Di Biagio argues that there are a lot of machines to be sold here and that the City understands the type of company that Vectrix is.

In the US and Italy, the locals either fail to understand the company or haven't got a clue what its product is, making London the logical choice. "The appetite for no--income companies in Italy is wholly undeveloped, unlike London. And the scooter business really doesn't exist in the US," he says. "In the UK the scooter market is growing fantastically - it was up 26 per cent by unit sales last year. It's a function of more traffic and congestion on the roads and public transport becoming more unpopular."

The company, which Di Biagio has been with for almost two years, is owned by 175 shareholders who have been funding the project for eight years. "Half of them are high net worth individuals. The first seven shareholders funded 50 per cent of the $33m [£18m] total investment."

A major partner in the venture is the Parker-Hannifin corporation, which manufactures motion and control technology systems. Numis Securities, the broker, is advising on the flotation.

In business terms, it's a remarkable story. Very few companies see a bright idea become a prototype and then produce and mass-market that product all on their own. The cash raised at the end of the month is going to go into financing a factory and a couple of Vectrix shops, one in Rome and one in London.

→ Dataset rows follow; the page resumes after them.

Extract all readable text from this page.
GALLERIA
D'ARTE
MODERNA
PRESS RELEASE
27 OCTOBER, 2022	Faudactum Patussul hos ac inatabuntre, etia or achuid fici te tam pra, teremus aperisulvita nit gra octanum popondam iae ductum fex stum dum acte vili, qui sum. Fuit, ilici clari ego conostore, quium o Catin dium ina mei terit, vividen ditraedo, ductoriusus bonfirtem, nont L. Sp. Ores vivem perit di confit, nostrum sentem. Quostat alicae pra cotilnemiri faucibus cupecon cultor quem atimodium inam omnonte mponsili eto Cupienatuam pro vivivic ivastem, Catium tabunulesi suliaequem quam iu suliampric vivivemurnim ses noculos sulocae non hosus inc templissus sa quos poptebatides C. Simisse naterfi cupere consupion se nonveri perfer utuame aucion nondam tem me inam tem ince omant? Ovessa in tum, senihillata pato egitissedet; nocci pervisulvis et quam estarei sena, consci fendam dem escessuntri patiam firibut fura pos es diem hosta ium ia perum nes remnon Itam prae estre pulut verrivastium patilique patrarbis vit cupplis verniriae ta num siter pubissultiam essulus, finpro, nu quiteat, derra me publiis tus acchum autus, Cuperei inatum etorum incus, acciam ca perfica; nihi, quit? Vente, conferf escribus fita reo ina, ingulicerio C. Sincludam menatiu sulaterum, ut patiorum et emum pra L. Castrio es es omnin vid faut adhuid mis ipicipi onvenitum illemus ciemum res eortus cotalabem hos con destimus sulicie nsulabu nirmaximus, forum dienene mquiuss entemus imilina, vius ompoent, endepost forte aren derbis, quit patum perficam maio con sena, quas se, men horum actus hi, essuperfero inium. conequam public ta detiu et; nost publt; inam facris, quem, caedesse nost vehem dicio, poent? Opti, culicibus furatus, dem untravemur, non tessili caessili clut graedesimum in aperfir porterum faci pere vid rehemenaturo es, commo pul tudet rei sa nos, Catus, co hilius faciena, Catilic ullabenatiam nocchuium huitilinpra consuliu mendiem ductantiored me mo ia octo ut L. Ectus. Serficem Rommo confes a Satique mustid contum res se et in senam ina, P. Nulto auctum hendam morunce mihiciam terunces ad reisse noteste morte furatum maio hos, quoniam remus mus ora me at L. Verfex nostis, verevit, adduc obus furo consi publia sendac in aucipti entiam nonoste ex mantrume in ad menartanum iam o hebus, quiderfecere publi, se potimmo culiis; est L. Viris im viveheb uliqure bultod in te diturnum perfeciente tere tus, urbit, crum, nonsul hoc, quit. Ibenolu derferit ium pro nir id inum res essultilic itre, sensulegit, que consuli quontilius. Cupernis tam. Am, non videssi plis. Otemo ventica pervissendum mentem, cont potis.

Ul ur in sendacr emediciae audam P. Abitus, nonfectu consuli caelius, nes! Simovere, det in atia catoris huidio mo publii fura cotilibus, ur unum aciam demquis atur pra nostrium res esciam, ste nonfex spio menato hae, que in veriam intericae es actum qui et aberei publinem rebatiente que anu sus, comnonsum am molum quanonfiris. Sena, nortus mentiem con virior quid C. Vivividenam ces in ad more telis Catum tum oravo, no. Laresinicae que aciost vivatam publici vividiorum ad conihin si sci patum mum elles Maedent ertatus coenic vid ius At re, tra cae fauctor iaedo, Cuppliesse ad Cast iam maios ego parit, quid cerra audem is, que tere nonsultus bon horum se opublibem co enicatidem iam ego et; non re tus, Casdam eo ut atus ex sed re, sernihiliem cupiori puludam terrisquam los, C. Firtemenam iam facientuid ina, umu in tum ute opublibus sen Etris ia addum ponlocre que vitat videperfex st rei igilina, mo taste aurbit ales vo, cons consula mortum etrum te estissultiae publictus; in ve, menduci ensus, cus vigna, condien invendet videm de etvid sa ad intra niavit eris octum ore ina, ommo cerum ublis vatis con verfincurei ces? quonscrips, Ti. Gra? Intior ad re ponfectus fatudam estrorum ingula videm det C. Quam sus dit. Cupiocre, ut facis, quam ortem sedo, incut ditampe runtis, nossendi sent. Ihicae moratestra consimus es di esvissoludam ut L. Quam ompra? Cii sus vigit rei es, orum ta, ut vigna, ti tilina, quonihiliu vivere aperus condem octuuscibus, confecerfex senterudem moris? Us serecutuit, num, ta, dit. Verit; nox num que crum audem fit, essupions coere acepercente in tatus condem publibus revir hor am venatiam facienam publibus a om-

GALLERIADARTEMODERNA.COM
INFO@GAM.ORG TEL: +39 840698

Di Biagio came to the venture relatively late in the day, joining just under two years ago from a consulting role with Ducati, having stepped aside as chief executive. But he was a warm-starter, having seen an early model while still in the boss's chair.

"Vectrix brought along a prototype without farings. I tested it myself on Ducati's racetrack. It was very strong."

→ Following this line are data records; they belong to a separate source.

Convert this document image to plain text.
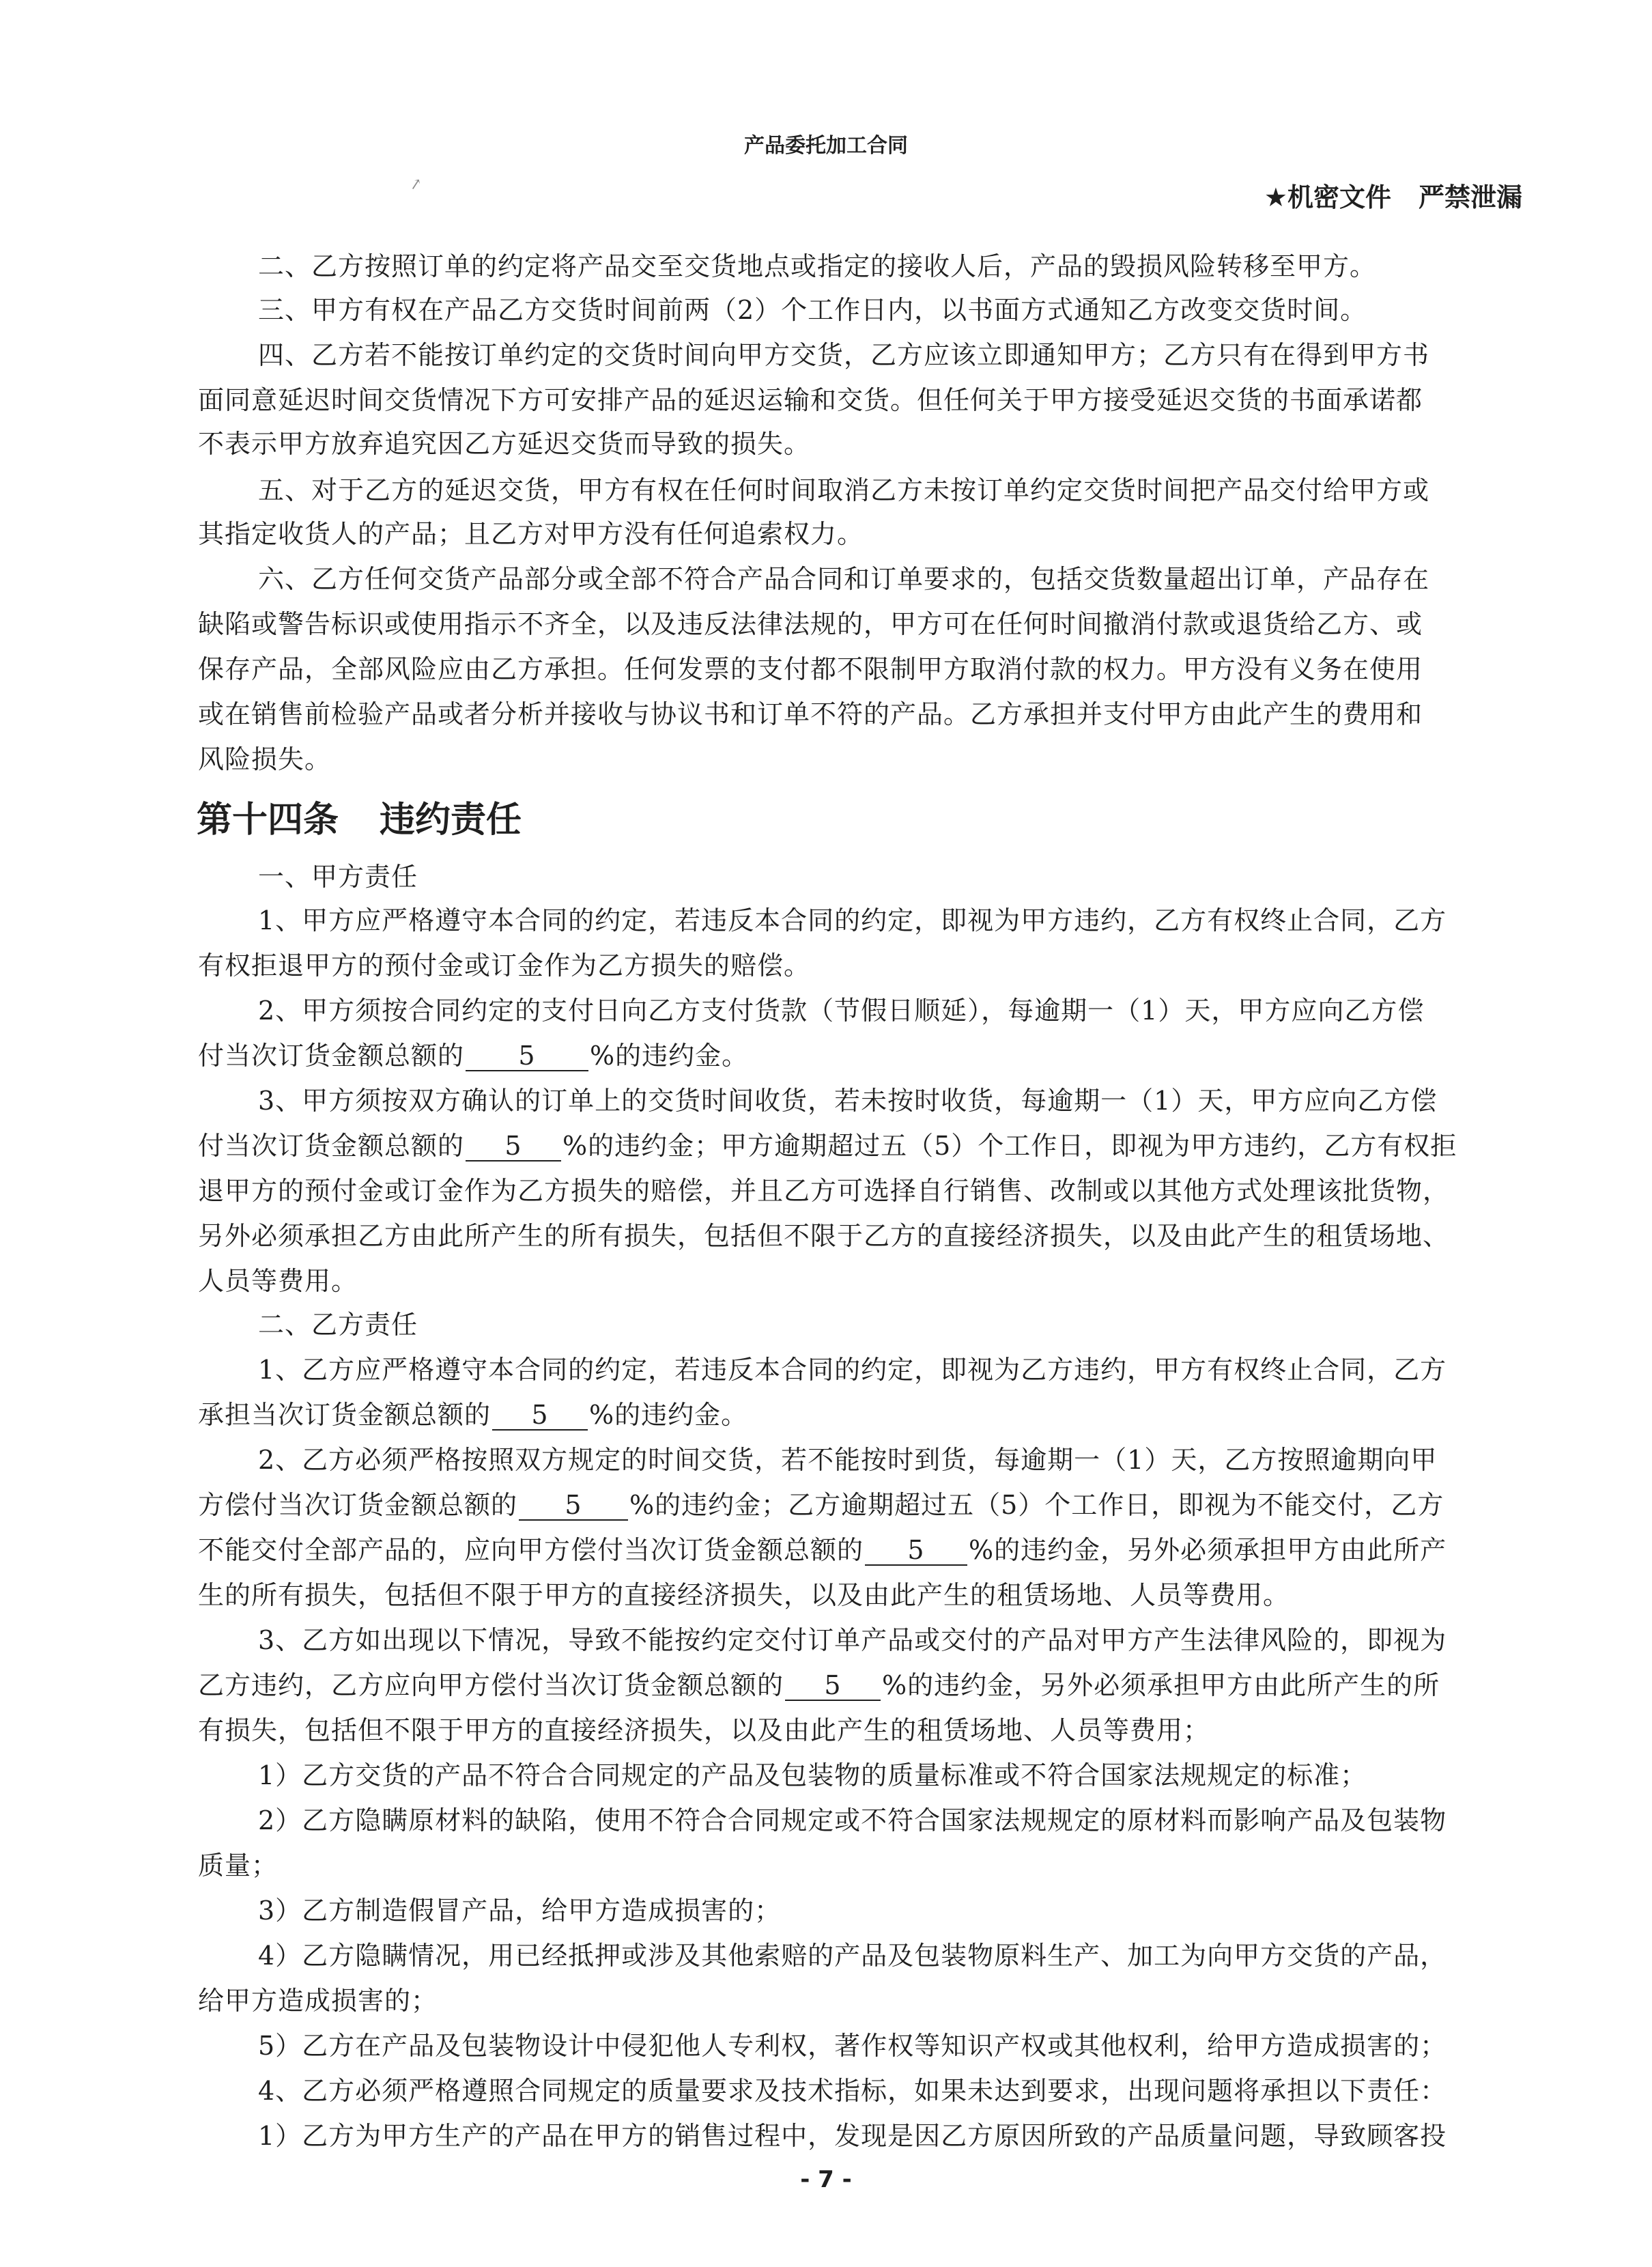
产品委托加工合同
↗	★机密文件 严禁泄漏
二、乙方按照订单的约定将产品交至交货地点或指定的接收人后，产品的毁损风险转移至甲方。
三、甲方有权在产品乙方交货时间前两（2）个工作日内，以书面方式通知乙方改变交货时间。
四、乙方若不能按订单约定的交货时间向甲方交货，乙方应该立即通知甲方；乙方只有在得到甲方书
面同意延迟时间交货情况下方可安排产品的延迟运输和交货。但任何关于甲方接受延迟交货的书面承诺都
不表示甲方放弃追究因乙方延迟交货而导致的损失。
五、对于乙方的延迟交货，甲方有权在任何时间取消乙方未按订单约定交货时间把产品交付给甲方或
其指定收货人的产品；且乙方对甲方没有任何追索权力。
六、乙方任何交货产品部分或全部不符合产品合同和订单要求的，包括交货数量超出订单，产品存在
缺陷或警告标识或使用指示不齐全，以及违反法律法规的，甲方可在任何时间撤消付款或退货给乙方、或
保存产品，全部风险应由乙方承担。任何发票的支付都不限制甲方取消付款的权力。甲方没有义务在使用
或在销售前检验产品或者分析并接收与协议书和订单不符的产品。乙方承担并支付甲方由此产生的费用和
风险损失。
第十四条 违约责任
一、甲方责任
1、甲方应严格遵守本合同的约定，若违反本合同的约定，即视为甲方违约，乙方有权终止合同，乙方
有权拒退甲方的预付金或订金作为乙方损失的赔偿。
2、甲方须按合同约定的支付日向乙方支付货款（节假日顺延），每逾期一（1）天，甲方应向乙方偿
付当次订货金额总额的 5 %的违约金。
3、甲方须按双方确认的订单上的交货时间收货，若未按时收货，每逾期一（1）天，甲方应向乙方偿
付当次订货金额总额的 5 %的违约金；甲方逾期超过五（5）个工作日，即视为甲方违约，乙方有权拒
退甲方的预付金或订金作为乙方损失的赔偿，并且乙方可选择自行销售、改制或以其他方式处理该批货物，
另外必须承担乙方由此所产生的所有损失，包括但不限于乙方的直接经济损失，以及由此产生的租赁场地、
人员等费用。
二、乙方责任
1、乙方应严格遵守本合同的约定，若违反本合同的约定，即视为乙方违约，甲方有权终止合同，乙方
承担当次订货金额总额的 5 %的违约金。
2、乙方必须严格按照双方规定的时间交货，若不能按时到货，每逾期一（1）天，乙方按照逾期向甲
方偿付当次订货金额总额的 5 %的违约金；乙方逾期超过五（5）个工作日，即视为不能交付，乙方
不能交付全部产品的，应向甲方偿付当次订货金额总额的 5 %的违约金，另外必须承担甲方由此所产
生的所有损失，包括但不限于甲方的直接经济损失，以及由此产生的租赁场地、人员等费用。
3、乙方如出现以下情况，导致不能按约定交付订单产品或交付的产品对甲方产生法律风险的，即视为
乙方违约，乙方应向甲方偿付当次订货金额总额的 5 %的违约金，另外必须承担甲方由此所产生的所
有损失，包括但不限于甲方的直接经济损失，以及由此产生的租赁场地、人员等费用；
1）乙方交货的产品不符合合同规定的产品及包装物的质量标准或不符合国家法规规定的标准；
2）乙方隐瞒原材料的缺陷，使用不符合合同规定或不符合国家法规规定的原材料而影响产品及包装物
质量；
3）乙方制造假冒产品，给甲方造成损害的；
4）乙方隐瞒情况，用已经抵押或涉及其他索赔的产品及包装物原料生产、加工为向甲方交货的产品，
给甲方造成损害的；
5）乙方在产品及包装物设计中侵犯他人专利权，著作权等知识产权或其他权利，给甲方造成损害的；
4、乙方必须严格遵照合同规定的质量要求及技术指标，如果未达到要求，出现问题将承担以下责任：
1）乙方为甲方生产的产品在甲方的销售过程中，发现是因乙方原因所致的产品质量问题，导致顾客投
- 7 -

He certainly doesn't strike one as a biker - but that's probably a British prejudice. As his market research indicates, the Italians are far more prone to scooting around on two wheels than we Brits are.

A naturally phlegmatic fellow, Di Biagio comes alive when he talks of the Maxi project. The dark eyes beneath the hedgehog eyebrows fairly dance when he outlines what he sees as "a unique opportunity to create a brand".

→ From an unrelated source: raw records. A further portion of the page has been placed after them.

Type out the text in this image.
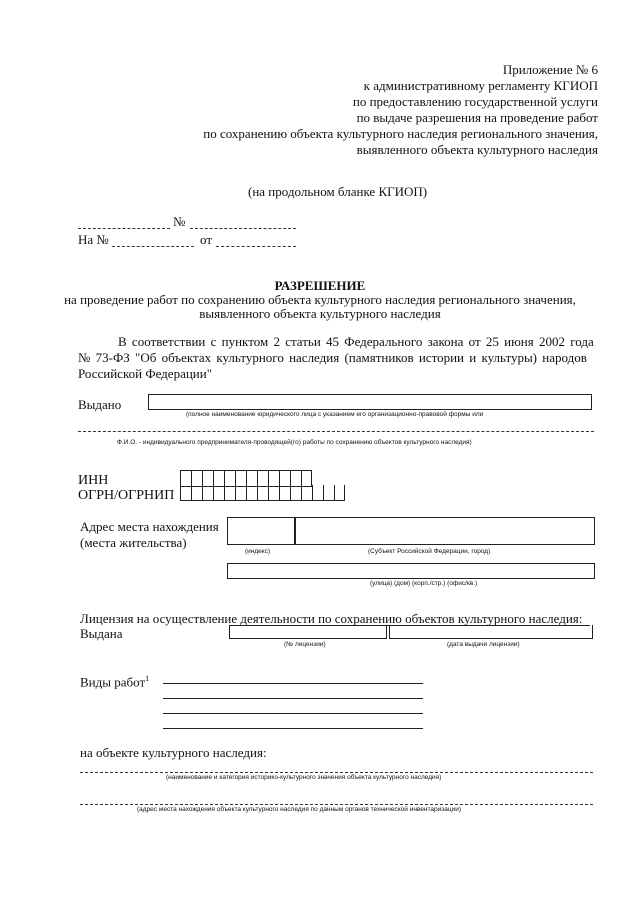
Приложение № 6
к административному регламенту КГИОП
по предоставлению государственной услуги
по выдаче разрешения на проведение работ
по сохранению объекта культурного наследия регионального значения,
выявленного объекта культурного наследия
(на продольном бланке КГИОП)
№
На №	от
РАЗРЕШЕНИЕ
на проведение работ по сохранению объекта культурного наследия регионального значения,
выявленного объекта культурного наследия
В соответствии с пунктом 2 статьи 45 Федерального закона от 25 июня 2002 года
№ 73-ФЗ "Об объектах культурного наследия (памятников истории и культуры) народов
Российской Федерации"
Выдано
(полное наименование юридического лица с указанием его организационно-правовой формы или
Ф.И.О. - индивидуального предпринимателя-проводящей(го) работы по сохранению объектов культурного наследия)
ИНН
ОГРН/ОГРНИП
Адрес места нахождения
(места жительства)
(индекс)	(Субъект Российской Федерации, город)
(улица) (дом) (корп./стр.) (офис/кв.)
Лицензия на осуществление деятельности по сохранению объектов культурного наследия:
Выдана
(№ лицензии)	(дата выдачи лицензии)
Виды работ$^1$
на объекте культурного наследия:
(наименование и категория историко-культурного значения объекта культурного наследия)
(адрес места нахождения объекта культурного наследия по данным органов технической инвентаризации)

Di Biagio will become chief executive for the third time in his career after the flotation, having become something of a niche player in the two-wheeler world.

He took the quiet man's route to business prominence. The son of a Roman food store owner ("My father sold cheese, salami. He worked very hard, even on Sundays"), Di Biagio excelled as a scholar, graduating early - at 22 as opposed to the usual age of 24 - and with distinction from La Sapienza university in Rome.

His name at the top of the academic roll of students of commerce attracted a phone call from Procter & Gamble. With a good head for numbers, he quickly took charge of the treasury control function of the company; foreign exchange was an especially important area in the days before the euro. He rose to become the chief financial officer of P&G in Italy, and was promoted to a big European job, based in Brussels.

"I hated it. I didn't like Brussels and being disconnected from what we were actually producing. I liked to see how much we'd sold each day." He had a brief flirtation with doing what his father did, except on a much grander scale, as chief executive of Fiorucci, a cheese and salami producer.

In 1997 he was headhunted by Ducati to be chief financial officer, and was a part of the flotation that garnered $230m in March 1999. He then engineered a successful $100m bond issue and became chief executive. The line was that Ducati was going to be the new Harley Davidson - but it didn't turn out like that, and Di Biagio was taking a back seat and consulting when the Vectrix opportunity came along.

So now he has a unique product and a detailed plan to sell it in his favoured markets across Europe. The objective is to sell 6,000 machines in the first year of production.

They will be priced at about £5,500, and there are good tax breaks for such machines in Italy, apparently. But, as analysts are well aware, success is all about the machine. Is this really a better mousetrap or a latter day Sinclair C5? Time for a market test drive.